Taking an air mattress or sleeping mat with you and lying down in the aisle of the bus, train or plane ... unfortunately, that's not going to work. A pillow or blanket is possible of course!
EASY CLOTHING
If you want to be able to sit comfortably in your chair, put on something comfortable. Jeans or a too tight pair of trousers or skirt is not a good idea. Pyjamas may be a step too far, but loose clothing can be trendy and handy at the same time.

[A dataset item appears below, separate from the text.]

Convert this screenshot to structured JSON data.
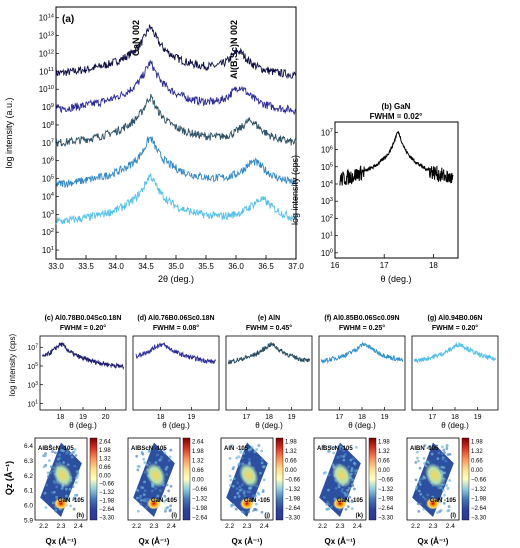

Dress in layers and put on a hooded sweater if necessary, so you can mentally shut yourself off from the people around you more easily. Another tip: put on shoes or sandals that are easy to put on and take off. This way - if you're not too big - you can pull up your legs without getting the seat dirty.
THINK ABOUT YOUR FOOD
Check if you have a chance to eat on the way or not. After all, falling asleep with a rumbling stomach is even more difficult. Eat in advance or bring a snack that doesn't contain too much sugar or caffeine. Otherwise you will get too much energy to sleep.
On the other hand, it is also not a good plan to eat a heavy meal before you leave, because your intestines and stomach still have to work too hard (and sometimes there is not immediately a toilet nearby). So stick to easily digestible ingredients.
HYDRATE
Because of the air conditioning or heating you soon get a dry mouth and a thirst. So drink enough before you leave. Of course don't exaggerate because if you have to go to the toilet every 15 minutes, you won't get much sleep.
A shot to make it easier to fall asleep? That helps for a while, but you sleep much more restlessly, less deeply, and you wake up quickly. So it doesn't make much sense. If you want to calm down, you'd better choose a natural sleep aid such as herbal tea.
CHOOSE THE RIGHT POSTURE
Belly, back or side sleeper ... it all doesn't matter if you can only sleep sitting down. If you can choose your seat, a window seat is more convenient if you plan to take a nap. This way you can lean your head against the side wall or the window. Slightly reduced chance of a stiff neck.
AVOID DISRUPTIVE FACTORS
When darkness falls, your brain produces melatonin, which prepares your body for sleep, so to speak. On buses, trains or planes, however, it is never completely dark. Whether it's the street lights or your neighbor's reading light ... An eye mask is your salvation!
You will also experience a lot more noise pollution along the way than in your bedroom. So bring earplugs or listen to some quiet music to fall asleep.
Do you have any tricks to get a better night's sleep on your travels?